18 April 2008


Just outside of Caracas, in the mountains in a patch of land called Camino de los Indios leftist President Hugo Chávez is building a new metropolis from scratch.
Caribia, the first of about a dozen "socialist cities" that is intended as a utopia of sorts, where all residents will participate in community affairs and grow crops such as carrots and coffee on patches of countryside that will surround their homes.
The city is bulldozed out of the tropical forest and will be populated with the denizens of Caracas's overcrowded slums. It would be a beautiful place, with shopping malls, parks, schools and enough neat four-story apartment blocks to house 100,000 people.
But where does socialism fit into this oil-rich nation where the rich-poor divide is as palpable as anywhere else in Latin America? Chávez has a name for it: 21st Century Socialism. Caribia embodies Chávez's vision that socialism and the intensely capitalist society of Venzuela can sit comfortably next to each other.
"Our goal is that there is no inequality, that everyone has an equal voice," says Rafael Lander, the vice minister of planning in the government's Ministry of Popular Power for Housing and Habitat. It's part of the government's push for adequate housing for Venezuelans, one of several "missions" for the poor that have been financed largely with oil wealth. But this socialist city is not just any old housing project. It will boast its own radio station and newspaper. The community will be ecologically sound and self-sustaining. There will be parks, a university, and medical clinics. The most important feature, planners say, is the 10 or so community councils that will be organized around groups of housing complexes. Residents will hail from high-risk neighborhoods, says Mr. Lander. When the program was announced, the local media quoted Chávez as saying: "The socialist cities are ecological cities for the family, for the people … not for consumerism."

The Washington Post article on Chávez' vision says:
In launching this extraordinary project, which he hopes will be the first of many around Venezuela, Chávez joins a long list of rulers who have dreamed of converting nature into orderly living space for the masses.

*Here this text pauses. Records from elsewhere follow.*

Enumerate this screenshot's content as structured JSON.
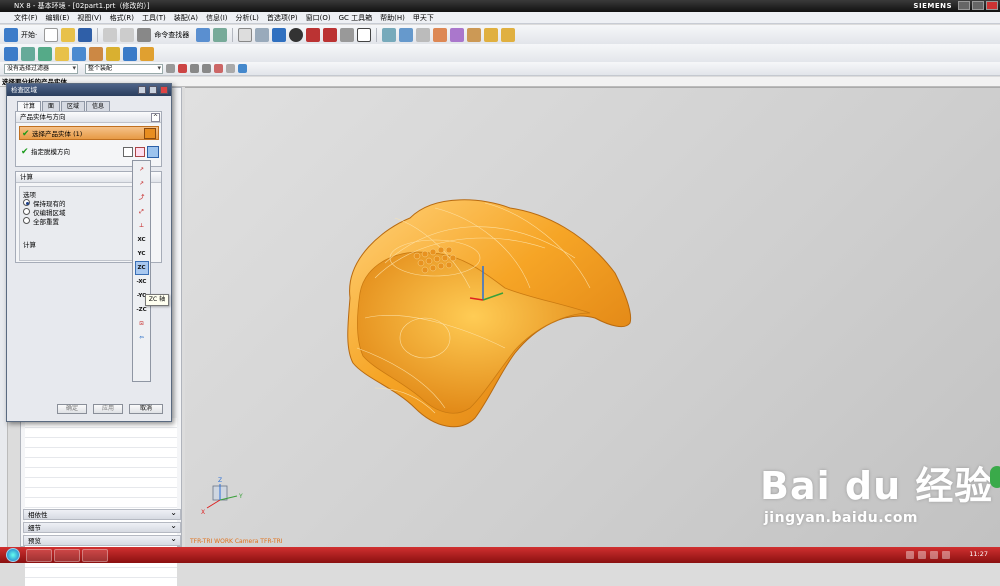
{
  "window": {
    "title": "NX 8 - 基本环境 - [02part1.prt（修改的）]",
    "brand": "SIEMENS"
  },
  "menu": [
    "文件(F)",
    "编辑(E)",
    "视图(V)",
    "格式(R)",
    "工具(T)",
    "装配(A)",
    "信息(I)",
    "分析(L)",
    "首选项(P)",
    "窗口(O)",
    "GC 工具箱",
    "帮助(H)",
    "甲天下"
  ],
  "toolbar": {
    "start_label": "开始·",
    "command_finder": "命令查找器"
  },
  "filter": {
    "type_filter": "没有选择过滤器",
    "scope": "整个装配"
  },
  "status_prompt": "选择要分析的产品实体",
  "dialog": {
    "title": "检查区域",
    "tabs": [
      "计算",
      "面",
      "区域",
      "信息"
    ],
    "section1_title": "产品实体与方向",
    "row_select_body": "选择产品实体 (1)",
    "row_direction": "指定脱模方向",
    "section2_title": "计算",
    "options_title": "选项",
    "options": [
      "保持现有的",
      "仅编辑区域",
      "全部重置"
    ],
    "calc_label": "计算",
    "buttons": {
      "ok": "确定",
      "apply": "应用",
      "cancel": "取消"
    }
  },
  "vector_menu": {
    "items": [
      "XC",
      "YC",
      "ZC",
      "-XC",
      "-YC",
      "-ZC"
    ],
    "tooltip": "ZC 轴"
  },
  "nav_sections": [
    "相依性",
    "细节",
    "预览"
  ],
  "viewport": {
    "info": "TFR-TRI WORK Camera TFR-TRI",
    "triad_axes": [
      "X",
      "Y",
      "Z"
    ]
  },
  "watermark": {
    "brand": "Bai du 经验",
    "url": "jingyan.baidu.com"
  },
  "taskbar": {
    "clock": "11:27"
  },
  "colors": {
    "part": "#f5a623",
    "title_bar": "#1a1a1a",
    "taskbar": "#b01c1c"
  }
}
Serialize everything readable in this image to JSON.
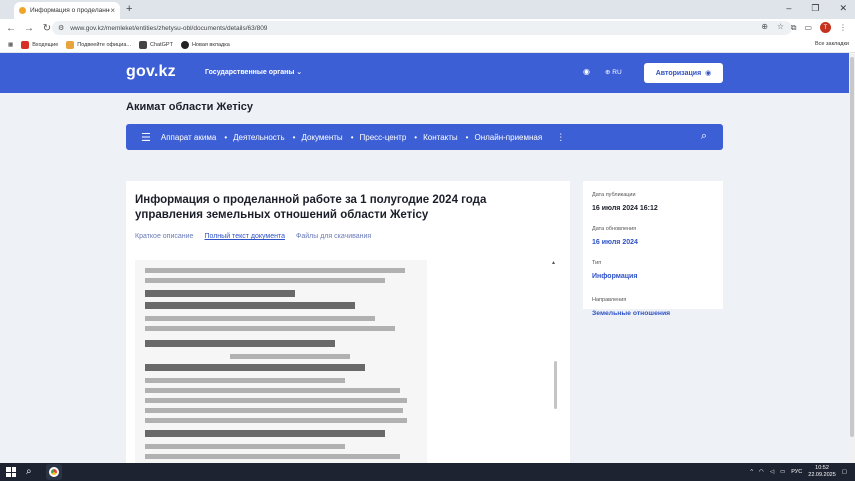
{
  "browser": {
    "tab_title": "Информация о проделанной",
    "url": "www.gov.kz/memleket/entities/zhetysu-obl/documents/details/63/809",
    "bookmarks": [
      "Входящие",
      "Подвеейте официа...",
      "ChatGPT",
      "Новая вкладка"
    ],
    "bookmarks_right": "Все закладки",
    "profile_initial": "T"
  },
  "header": {
    "logo": "gov.kz",
    "gov_menu": "Государственные органы",
    "lang": "RU",
    "auth_label": "Авторизация"
  },
  "org_title": "Акимат области Жетісу",
  "nav": {
    "items": [
      "Аппарат акима",
      "Деятельность",
      "Документы",
      "Пресс-центр",
      "Контакты",
      "Онлайн-приемная"
    ]
  },
  "doc": {
    "title": "Информация о проделанной работе за 1 полугодие 2024 года управления земельных отношений области Жетісу",
    "tabs": [
      "Краткое описание",
      "Полный текст документа",
      "Файлы для скачивания"
    ],
    "active_tab": 1
  },
  "meta": {
    "pub_label": "Дата публикации",
    "pub_value": "16 июля 2024 16:12",
    "upd_label": "Дата обновления",
    "upd_value": "16 июля 2024",
    "type_label": "Тип",
    "type_value": "Информация",
    "dir_label": "Направления",
    "dir_value": "Земельные отношения"
  },
  "taskbar": {
    "lang": "РУС",
    "time": "10:52",
    "date": "22.09.2025"
  },
  "colors": {
    "brand_blue": "#3c5fd6",
    "link_blue": "#2f52c7"
  }
}
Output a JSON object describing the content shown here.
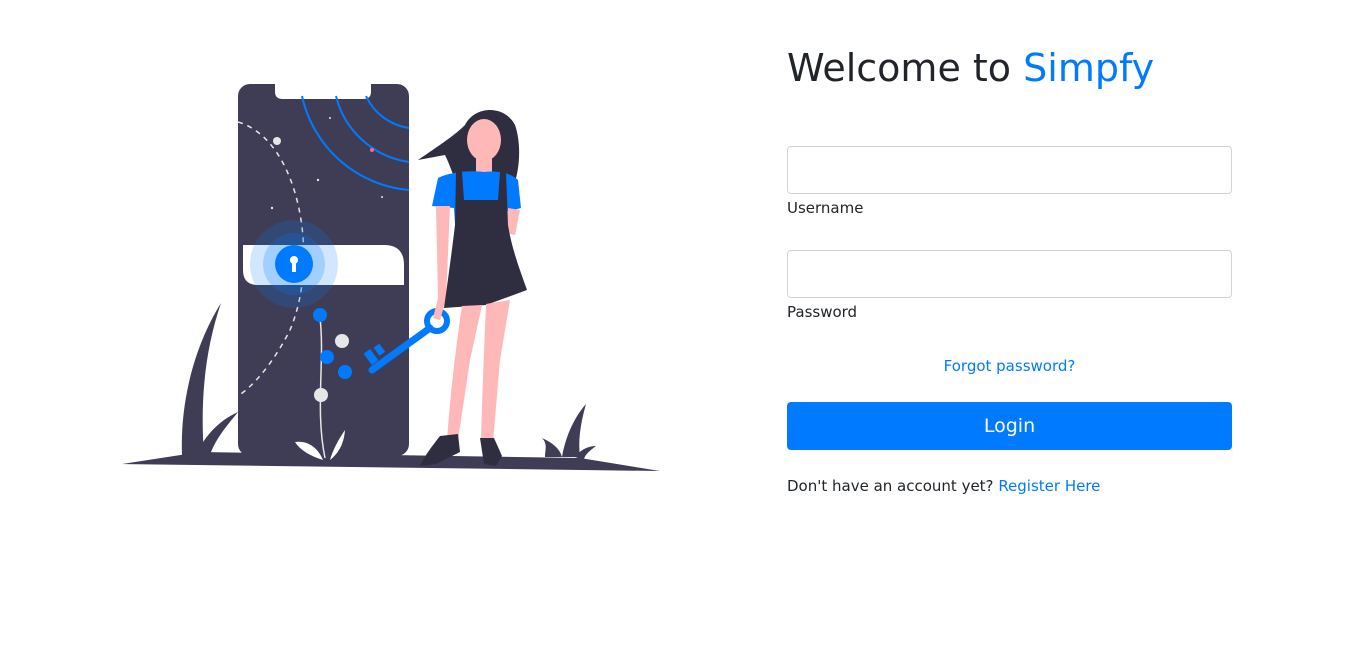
{
  "colors": {
    "brand": "#007bff",
    "text": "#212529",
    "input_border": "#ced4da",
    "illustration_dark": "#3f3d56",
    "illustration_skin": "#ffb8b8",
    "illustration_hair": "#2f2e41"
  },
  "login": {
    "title_prefix": "Welcome to",
    "title_brand": "Simpfy",
    "username": {
      "label": "Username",
      "value": "",
      "placeholder": ""
    },
    "password": {
      "label": "Password",
      "value": "",
      "placeholder": ""
    },
    "forgot_password_link": "Forgot password?",
    "login_button": "Login",
    "register_prompt": "Don't have an account yet?",
    "register_link": "Register Here"
  },
  "illustration": {
    "icons": [
      "phone-door-icon",
      "lock-icon",
      "key-icon",
      "woman-figure-icon",
      "plant-icon"
    ]
  }
}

Among them are Stalin, Mao and Romania's Nicolae Ceausescu -- but also the more benign Julius Nyerere, the Tanzanian president who, back in the 1970s, thought it would be a good idea to move 5 million of his countrymen into cookie-cutter villages partly financed by the World Bank.
Like all of these men, Chávez acts on an ideology that anthropologist James C. Scott of Yale has called "high modernism." In his brilliant 1998 book about the phenomenon, "Seeing Like a State," Scott explored the peculiar mix of good intentions and megalomania that has driven one unchecked government after another to pursue the dream of a reconcentrated populace: "a strong, one might even say muscle-bound, version of the self-confidence about scientific and technical progress, the expansion of production, the growing satisfaction of human needs, the mastery of nature (including human nature), and above all, the rational design of social order commensurate with the scientific understanding of natural laws."
and further:
Architecturally and ecologically unsustainable, high modernist projects always collapse of their own weight sooner or later. As Scott writes, "the history of Third World development is littered with the debris of huge agricultural schemes and new cities . . . that have failed their residents." Eastern Europe and the former Soviet Union fit that assessment also, as visitors to Germany's Eisenhuettenstadt, begun in the 1950s as Stalinstadt, can attest. Designated "the first socialist city on German soil" by East Germany's Communists, it was plunked down next to an immense steel mill and commanded to thrive. Today, the depressed city is hemorrhaging residents.
But Chávez, the tribune of Venezuela's poor, is not listening. He is thinking big. He is like previous high-modernist authoritarians, who, as Scott writes, "regarded themselves as far smarter and far-seeing than they really were and, at the same time, regarded their subjects as far more stupid and incompetent than they really were."